Against a batsman with a minimal front-foot stride and a low-slung back-lift, England hardly tested him with full-length deliveries in the corridor in the morning. He was barely lulled into a drive or a forward defensive stroke, the ploy made to look more bizarre because the ball was moving around. Rather they fed him back-of-length deliveries that he comfortably dealt on the back-foot on a surface bereft of disconcerting pace. Finally, he perished trying to work Ben Stokes off his hips in the second session.

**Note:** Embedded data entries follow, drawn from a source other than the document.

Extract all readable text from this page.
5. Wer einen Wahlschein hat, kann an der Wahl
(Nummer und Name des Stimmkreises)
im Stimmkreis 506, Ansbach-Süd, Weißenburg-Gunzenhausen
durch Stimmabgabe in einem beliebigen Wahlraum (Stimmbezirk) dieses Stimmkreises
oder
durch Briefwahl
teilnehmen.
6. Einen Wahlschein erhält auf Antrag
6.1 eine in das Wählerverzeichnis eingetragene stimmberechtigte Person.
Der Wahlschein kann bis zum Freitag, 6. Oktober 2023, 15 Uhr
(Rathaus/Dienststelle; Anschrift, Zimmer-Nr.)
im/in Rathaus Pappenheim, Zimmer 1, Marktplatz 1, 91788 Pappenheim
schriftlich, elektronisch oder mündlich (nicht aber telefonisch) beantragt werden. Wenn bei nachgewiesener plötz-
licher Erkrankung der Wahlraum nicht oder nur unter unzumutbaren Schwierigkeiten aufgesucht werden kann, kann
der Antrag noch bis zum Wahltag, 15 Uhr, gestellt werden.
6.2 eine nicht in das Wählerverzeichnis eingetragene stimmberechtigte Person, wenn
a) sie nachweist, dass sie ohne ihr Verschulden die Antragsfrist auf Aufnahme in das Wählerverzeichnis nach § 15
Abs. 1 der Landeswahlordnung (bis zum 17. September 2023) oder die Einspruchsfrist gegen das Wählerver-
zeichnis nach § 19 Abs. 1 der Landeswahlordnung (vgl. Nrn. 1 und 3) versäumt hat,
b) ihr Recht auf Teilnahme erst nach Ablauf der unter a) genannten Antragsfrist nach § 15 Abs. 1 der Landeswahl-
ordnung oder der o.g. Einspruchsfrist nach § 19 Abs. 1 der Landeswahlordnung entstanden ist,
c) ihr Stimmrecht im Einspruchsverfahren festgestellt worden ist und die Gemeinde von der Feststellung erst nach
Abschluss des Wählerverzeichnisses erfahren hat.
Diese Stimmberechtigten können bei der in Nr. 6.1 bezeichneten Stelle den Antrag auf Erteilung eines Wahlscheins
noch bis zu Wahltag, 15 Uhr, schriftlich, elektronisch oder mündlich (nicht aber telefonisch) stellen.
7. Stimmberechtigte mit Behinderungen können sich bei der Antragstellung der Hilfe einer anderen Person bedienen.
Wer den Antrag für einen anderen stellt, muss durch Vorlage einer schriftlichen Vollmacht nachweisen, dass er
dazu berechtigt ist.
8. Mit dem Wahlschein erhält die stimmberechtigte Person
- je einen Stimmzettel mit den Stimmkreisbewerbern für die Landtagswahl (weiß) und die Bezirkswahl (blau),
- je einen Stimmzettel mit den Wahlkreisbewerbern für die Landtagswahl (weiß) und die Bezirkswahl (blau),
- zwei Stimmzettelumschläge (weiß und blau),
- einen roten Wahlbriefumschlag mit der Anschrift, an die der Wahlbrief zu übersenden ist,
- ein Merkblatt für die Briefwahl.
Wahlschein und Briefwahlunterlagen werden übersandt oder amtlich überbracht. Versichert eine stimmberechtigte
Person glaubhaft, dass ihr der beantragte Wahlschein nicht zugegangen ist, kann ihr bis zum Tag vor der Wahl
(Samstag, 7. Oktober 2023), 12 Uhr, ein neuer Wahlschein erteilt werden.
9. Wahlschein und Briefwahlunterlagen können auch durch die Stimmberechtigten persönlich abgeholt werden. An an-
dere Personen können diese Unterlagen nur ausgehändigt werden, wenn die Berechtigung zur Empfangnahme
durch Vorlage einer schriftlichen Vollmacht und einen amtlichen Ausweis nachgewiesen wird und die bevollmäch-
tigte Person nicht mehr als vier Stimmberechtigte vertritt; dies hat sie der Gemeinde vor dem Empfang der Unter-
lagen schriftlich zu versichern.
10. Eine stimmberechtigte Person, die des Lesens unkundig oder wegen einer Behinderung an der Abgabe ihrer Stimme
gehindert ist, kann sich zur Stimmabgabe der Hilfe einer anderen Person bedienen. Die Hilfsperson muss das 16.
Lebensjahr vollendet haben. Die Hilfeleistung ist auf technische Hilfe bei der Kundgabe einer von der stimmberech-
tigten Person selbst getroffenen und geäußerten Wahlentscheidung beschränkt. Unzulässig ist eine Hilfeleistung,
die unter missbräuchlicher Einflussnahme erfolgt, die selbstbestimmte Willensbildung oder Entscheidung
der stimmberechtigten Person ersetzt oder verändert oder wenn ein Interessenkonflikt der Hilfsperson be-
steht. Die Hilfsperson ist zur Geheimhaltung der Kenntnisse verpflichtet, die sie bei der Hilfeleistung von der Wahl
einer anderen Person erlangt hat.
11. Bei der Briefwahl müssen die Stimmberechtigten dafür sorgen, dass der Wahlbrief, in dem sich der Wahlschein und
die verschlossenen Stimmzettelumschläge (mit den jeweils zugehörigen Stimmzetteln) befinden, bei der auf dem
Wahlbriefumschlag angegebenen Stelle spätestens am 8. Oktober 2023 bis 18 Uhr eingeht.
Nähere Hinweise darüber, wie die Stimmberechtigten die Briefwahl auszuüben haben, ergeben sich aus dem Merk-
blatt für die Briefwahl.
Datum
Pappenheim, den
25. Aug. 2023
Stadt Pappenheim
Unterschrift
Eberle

It was all sweat and labour for England’s bowlers. The third day entirely washed out, they required a flurry of wickets to set the tempo. But they couldn’t bargain any success until the intervention of Dom Bess, 45 minutes into the session. By that time, Brathwaite and Alzarri Joseph had exasperated the Englishmen with a chancy partnership of 54.

But Bess could inflict no further damage on a surface than gripped and turned. He kept the scoring quiet, six overs costing only 11 runs, but England would have rather swapped his economy for wickets. In the end, it was down to Broad to impact the match. And in one stupendous session of play, he bowled England into a position from which, if they can only keep their heads, they could complete a remarkable triumph.

Brief Scores: England 469/9dec & 37/2 lead West Indies 287 (Brathwaite 75, Brooks 68, Chase 51; Broad 3/66, Woakes 3/42) by 219 runs at stumps on Day 4.